Eurozone contagion fears pressure Europe
The equity markets in Europe are solidly below the flatline in afternoon action, led by steep losses in financials as worries about the debt crisis spreading to Italy are hampering sentiment across the pond. Italian bond yields are higher and the nation's banking stocks are under pressure as European Union finance officials are set to meet today to continue talks about solving Greece's debt crisis, while possibly discussing the threat of contagion to Italy. Meanwhile, before the meeting, heads of the European Council, European Central Bank (ECB), and the eurozone finance ministers all held talks, along with other officials in the region, but Reuters cited one official as saying the preliminary discussion was aimed at "coordination, not a crisis meeting." Italian equity and bond markets fell sharply on Friday on growing concerns about the eurozone's third-largest economy, per Reuters, prompting Italian market regulators to approve new disclosure requirements on short sale positions.

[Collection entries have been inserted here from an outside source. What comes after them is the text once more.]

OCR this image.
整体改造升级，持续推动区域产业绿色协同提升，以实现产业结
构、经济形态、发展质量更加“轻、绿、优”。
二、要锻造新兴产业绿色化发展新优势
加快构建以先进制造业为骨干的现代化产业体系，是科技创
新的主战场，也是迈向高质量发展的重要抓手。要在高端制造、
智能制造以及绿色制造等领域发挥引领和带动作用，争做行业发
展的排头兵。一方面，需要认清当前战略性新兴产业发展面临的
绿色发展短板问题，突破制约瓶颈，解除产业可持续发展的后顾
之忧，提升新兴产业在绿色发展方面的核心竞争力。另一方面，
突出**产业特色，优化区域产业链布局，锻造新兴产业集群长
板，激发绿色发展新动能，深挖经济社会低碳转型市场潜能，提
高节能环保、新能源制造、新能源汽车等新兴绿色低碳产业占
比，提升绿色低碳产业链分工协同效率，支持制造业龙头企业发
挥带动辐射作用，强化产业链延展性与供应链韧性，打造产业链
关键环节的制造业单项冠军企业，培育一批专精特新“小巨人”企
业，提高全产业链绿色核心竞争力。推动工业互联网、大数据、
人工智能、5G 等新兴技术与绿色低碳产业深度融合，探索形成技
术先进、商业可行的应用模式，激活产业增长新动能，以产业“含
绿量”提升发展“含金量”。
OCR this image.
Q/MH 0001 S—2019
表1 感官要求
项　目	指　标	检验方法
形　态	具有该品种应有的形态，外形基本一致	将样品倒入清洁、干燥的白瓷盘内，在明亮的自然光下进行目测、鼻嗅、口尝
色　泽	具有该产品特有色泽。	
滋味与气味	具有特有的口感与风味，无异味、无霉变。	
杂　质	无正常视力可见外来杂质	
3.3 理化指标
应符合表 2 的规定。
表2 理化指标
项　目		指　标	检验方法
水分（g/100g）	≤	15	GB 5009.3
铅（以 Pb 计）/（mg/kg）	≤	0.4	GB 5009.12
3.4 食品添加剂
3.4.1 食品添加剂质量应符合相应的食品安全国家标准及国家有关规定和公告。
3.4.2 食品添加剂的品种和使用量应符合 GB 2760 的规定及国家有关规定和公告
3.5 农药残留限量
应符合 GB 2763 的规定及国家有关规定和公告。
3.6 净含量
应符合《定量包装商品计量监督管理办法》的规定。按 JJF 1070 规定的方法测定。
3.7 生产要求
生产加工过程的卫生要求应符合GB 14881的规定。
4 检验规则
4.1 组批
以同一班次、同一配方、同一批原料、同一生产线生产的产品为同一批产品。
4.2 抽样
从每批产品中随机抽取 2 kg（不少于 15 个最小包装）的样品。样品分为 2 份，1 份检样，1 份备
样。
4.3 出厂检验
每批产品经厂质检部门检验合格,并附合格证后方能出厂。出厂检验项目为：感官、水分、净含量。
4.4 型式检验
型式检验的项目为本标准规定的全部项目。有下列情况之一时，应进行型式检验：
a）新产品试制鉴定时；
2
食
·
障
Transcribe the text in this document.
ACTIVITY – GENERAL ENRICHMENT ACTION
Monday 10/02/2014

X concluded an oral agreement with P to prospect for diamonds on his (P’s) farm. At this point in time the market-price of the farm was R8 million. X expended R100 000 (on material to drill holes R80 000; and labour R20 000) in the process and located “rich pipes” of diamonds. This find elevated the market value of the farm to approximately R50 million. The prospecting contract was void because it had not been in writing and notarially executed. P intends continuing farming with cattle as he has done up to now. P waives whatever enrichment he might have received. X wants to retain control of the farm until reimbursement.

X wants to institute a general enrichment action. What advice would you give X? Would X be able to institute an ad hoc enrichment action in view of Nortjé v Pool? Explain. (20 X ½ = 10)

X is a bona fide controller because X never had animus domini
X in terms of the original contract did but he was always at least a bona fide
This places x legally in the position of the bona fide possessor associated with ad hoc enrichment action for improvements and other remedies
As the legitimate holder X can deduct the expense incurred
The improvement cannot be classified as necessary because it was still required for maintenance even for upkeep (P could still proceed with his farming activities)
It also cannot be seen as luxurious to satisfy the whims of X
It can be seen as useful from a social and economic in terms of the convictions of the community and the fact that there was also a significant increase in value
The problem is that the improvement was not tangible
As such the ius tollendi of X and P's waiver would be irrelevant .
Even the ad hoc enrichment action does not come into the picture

Also, stymieing sentiment, concerns remain from Friday's lackluster US jobs data and Thursday's rate hike from the ECB, while China reported some disappointing trade figures and stronger-than-expected inflation data over the weekend.
The focus on the debt situation in the region is overshadowing data out of France, which showed stronger-than-forecasted industrial and manufacturing production for May.
The UK FTSE 100 Index is 1.1% lower, France's CAC-40 Index down 2.2%, and Germany's DAX Index is falling 2.0%, while Italy's FTSE MIB Index is dropping 3.3% and Greece's Athex Composite Index decreasing 3.0%.
Global data and debt concerns pressure Asia
Stocks in Asia finished mostly lower as traders reacted to Friday's disappointing US labor report and economic data out of China. Meanwhile, the festering debt crisis in the eurozone as well as debt ceiling uncertainty in the US teamed up to stymie stocks in the region. Japan's Nikkei 225 Index declined 0.7% amid the global economic uneasiness, while South Korea's Kospi Index fell 1.1%. Stocks in Japan were also pressured by a sharp drop in shares of Elpida Memory Inc. (ELPDF $12) after the world's third-largest maker of computer memory chips, per Bloomberg, announced that it plans to raise over $900 million in capital through share and convertible bond sales. Elsewhere, Australian stocks moved solidly lower on the economic uneasiness, with the S&P/ASX 200 Index dropping 1.6%, exacerbated by the weekend unveiling of the government's carbon tax for polluting companies.
Meanwhile, stocks in China finished mixed, with the Hong Kong Hang Seng Index falling 1.7% as economic reports showed inflation was hotter than anticipated, while exports and imports grew at smaller-than-forecasted rates, exacerbating sentiment. China's consumer prices rose 6.4% year-over-year (y/y) in June, after increasing 5.5% in May, versus the 6.2% gain that economists expected, while producer prices rose 7.1% y/y, after increasing 6.8% in May, compared to the 6.9% rate that was anticipated. Moreover, a separate report showed Chinese exports rose 17.9% y/y in June, from 19.4% in May, and the 18.6% forecast, while imports increased 19.3%, following the 28.4% gain in May, versus the 25.3% rate that was projected.